Has anyone published an sbt-native-packager produced artifact (tgz in my case) using sbt-aether-deploy to a nexus repo? (I need this for the timestamped snapshots, specifically the "correct" version tag in nexus' artifact-resolution REST resource).
I can do one or the other but can't figure out how to add the packagedArtifacts in Universal to the artifacts that sbt-aether-deploy deploys to do both.
I suspect the path to pursue would be to the addArtifact() the packagedArtifacts in Universal or creating another AetherArtifact and then to override/replace the deployTask to use that AetherArtifact?
Any help much appreciated.
I am the author of the sbt-aether-deploy plugin, and I just came over this post.
import aether.AetherKeys._
crossPaths := false //needed if you want to remove the scala version from the artifact name
enablePlugins(JavaAppPackaging)
aetherArtifact := {
val artifact = aetherArtifact.value
artifact.attach((packageBin in Universal).value, "dist", "zip")
}
This will also publish the other main artifact.

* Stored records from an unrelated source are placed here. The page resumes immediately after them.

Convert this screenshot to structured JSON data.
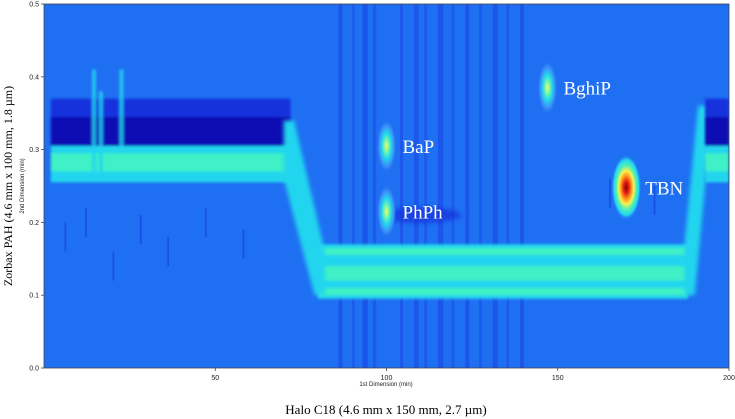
{
  "chart_data": {
    "type": "heatmap",
    "title": "",
    "xlabel": "1st Dimension (min)",
    "ylabel": "2nd Dimension (min)",
    "outer_xlabel": "Halo C18 (4.6 mm x 150 mm, 2.7 µm)",
    "outer_ylabel": "Zorbax PAH (4.6 mm x 100 mm, 1.8 µm)",
    "xlim": [
      0,
      200
    ],
    "ylim": [
      0,
      0.5
    ],
    "x_ticks": [
      "50",
      "100",
      "150",
      "200"
    ],
    "y_ticks": [
      "0.0",
      "0.1",
      "0.2",
      "0.3",
      "0.4",
      "0.5"
    ],
    "colorscale": [
      "#1f6ff2",
      "#1733dd",
      "#0a10b3",
      "#22d5ee",
      "#3ff0c6",
      "#fff04a",
      "#f5461f",
      "#8a0000"
    ],
    "background_color": "#1f6ff2",
    "peaks": [
      {
        "label": "BaP",
        "x": 100,
        "y": 0.305,
        "intensity": "moderate"
      },
      {
        "label": "PhPh",
        "x": 100,
        "y": 0.215,
        "intensity": "moderate"
      },
      {
        "label": "BghiP",
        "x": 147,
        "y": 0.385,
        "intensity": "moderate"
      },
      {
        "label": "TBN",
        "x": 170,
        "y": 0.248,
        "intensity": "high"
      }
    ],
    "bands": [
      {
        "name": "early-baseline",
        "x_range": [
          0,
          70
        ],
        "y_center": 0.285
      },
      {
        "name": "shifted-baseline",
        "x_range": [
          80,
          188
        ],
        "y_center": 0.13
      },
      {
        "name": "late-baseline",
        "x_range": [
          192,
          200
        ],
        "y_center": 0.285
      }
    ]
  }
}
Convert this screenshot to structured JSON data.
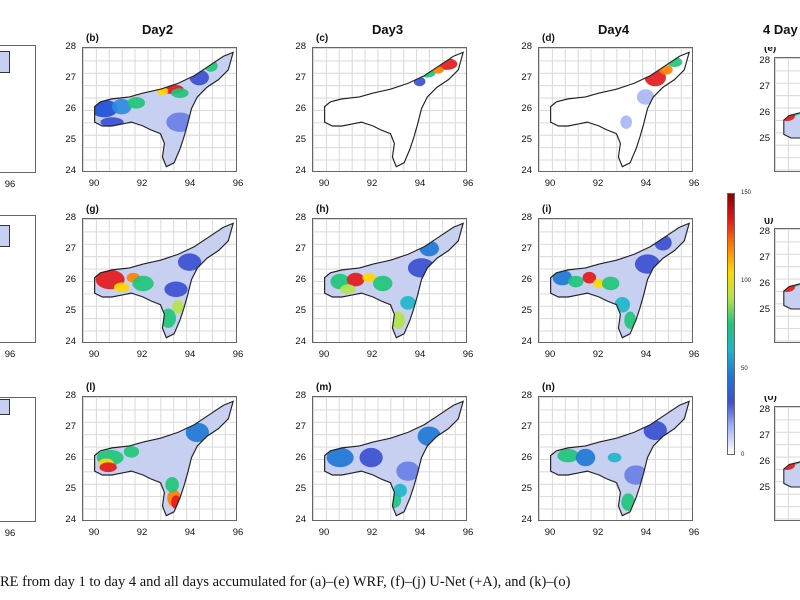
{
  "columns": {
    "day2": "Day2",
    "day3": "Day3",
    "day4": "Day4",
    "all": "4 Day"
  },
  "rows": [
    {
      "panels": [
        {
          "label": "(b)",
          "scheme": "wrf2"
        },
        {
          "label": "(c)",
          "scheme": "wrf3"
        },
        {
          "label": "(d)",
          "scheme": "wrf4"
        },
        {
          "label": "(e)",
          "scheme": "partial"
        }
      ]
    },
    {
      "panels": [
        {
          "label": "(g)",
          "scheme": "unet2"
        },
        {
          "label": "(h)",
          "scheme": "unet3"
        },
        {
          "label": "(i)",
          "scheme": "unet4"
        },
        {
          "label": "(j)",
          "scheme": "partial"
        }
      ]
    },
    {
      "panels": [
        {
          "label": "(l)",
          "scheme": "k2"
        },
        {
          "label": "(m)",
          "scheme": "k3"
        },
        {
          "label": "(n)",
          "scheme": "k4"
        },
        {
          "label": "(o)",
          "scheme": "partial"
        }
      ]
    }
  ],
  "left_partial_xtick": "96",
  "yticks": [
    "28",
    "27",
    "26",
    "25",
    "24"
  ],
  "xticks": [
    "90",
    "92",
    "94",
    "96"
  ],
  "colorbar": {
    "ticks": [
      "150",
      "100",
      "50",
      "0"
    ],
    "colors": [
      "#8b0000",
      "#e31a1c",
      "#ff7f00",
      "#ffd700",
      "#b3e34d",
      "#21c47a",
      "#1fb5c8",
      "#1f77d6",
      "#3b4fd1",
      "#a8b6f5",
      "#ffffff"
    ]
  },
  "caption": "RE from day 1 to day 4 and all days accumulated for (a)–(e) WRF, (f)–(j) U-Net (+A), and (k)–(o)"
}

If you want to disable publishing of the main artifact, then you will need to rewrite the artifact coordinates. Maven requires a main artifact.
I have added a way to replace the main artifact for this purpose, but I can now see that way is kind of flawed. It will still assume that the artifact is published as a jar file. The main artifact type is locked down to that, since the POM packaging is set to jar by default by SBT.
If this is an app, then that limitation is probably OK, since Maven will never resolve that into an artifact.
The "proper" way in Maven terms is to add a classifier to the artifact and change the "packaging" in the POM file to "pom". We will see if I get around to changing that particular part.
Ok, I think I got it amazingly enough. If there's a better way to do it I'd love to hear. Not loving that blind Option.get there..
val tgzCoordinates = SettingKey[MavenCoordinates]("the maven coordinates for the tgz")
lazy val myPackagerSettings = packageArchetype.java_application ++ deploymentSettings ++ Seq(
publish <<= publish.dependsOn(publish in Universal),
publishLocal <<= publishLocal.dependsOn(publishLocal in Universal)
)
lazy val defaultSettings = buildSettings ++ Publish.settings ++ Seq(
scalacOptions in Compile ++= Seq("-encoding", "UTF-8", "-target:jvm-1.7", "-deprecation", "-feature", "-unchecked", "-Xlog-reflective-calls"),
testOptions in Test += Tests.Argument("-oDF")
)
lazy val myAetherSettings = aetherSettings ++ aetherPublishBothSettings
lazy val toastyphoenixProject = Project(
id = "toastyphoenix",
base = file("."),
settings = defaultSettings ++ myPackagerSettings ++ myAetherSettings ++ Seq(
name in Universal := name.value + "_" + scalaBinaryVersion.value,
packagedArtifacts in Universal ~= { _.filterNot { case (artifact, file) => artifact.`type`.contains("zip")}},
libraryDependencies ++= Dependencies.phoenix,
tgzCoordinates := MavenCoordinates(organization.value + ":" + (name in Universal).value + ":tgz:" + version.value).get,
aetherArtifact <<= (tgzCoordinates, packageZipTarball in Universal, makePom in Compile, packagedArtifacts in Universal) map {
(coords: MavenCoordinates, mainArtifact: File, pom: File, artifacts: Map[Artifact, File]) =>
createArtifact(artifacts, pom, coords, mainArtifact)
}
)
)
I took Peter's solution and reworked it slightly, avoiding the naked Option.get by creating the MavenCoordinates directly:
import aether.MavenCoordinates
import aether.Aether.createArtifact
name := "mrb-test"
organization := "me.mbarton"
version := "1.0"
crossPaths := false
packageArchetype.java_application
publish <<= (publish) dependsOn (publish in Universal)
publishLocal <<= (publishLocal) dependsOn (publishLocal in Universal)
aetherPublishBothSettings
aetherArtifact <<= (organization, name in Universal, version, packageBin in Universal, makePom in Compile, packagedArtifacts in Universal) map {
(organization, name, version, binary, pom, artifacts) =>
val nameWithoutVersion = name.replace(s"-$version", "")
createArtifact(artifacts, pom, MavenCoordinates(organization, nameWithoutVersion, version, None, "zip"), binary)
}
The nameWithoutVersion replace works around SBT native packager including the version in the artifact name:
Before: me/mbarton/mrb-test-1.0/1.0/mrb-test-1.0.zip
After: me/mbarton/mrb-test/1.0/mrb-test-1.0.zip
crossPaths avoids the Scala postfix on the version.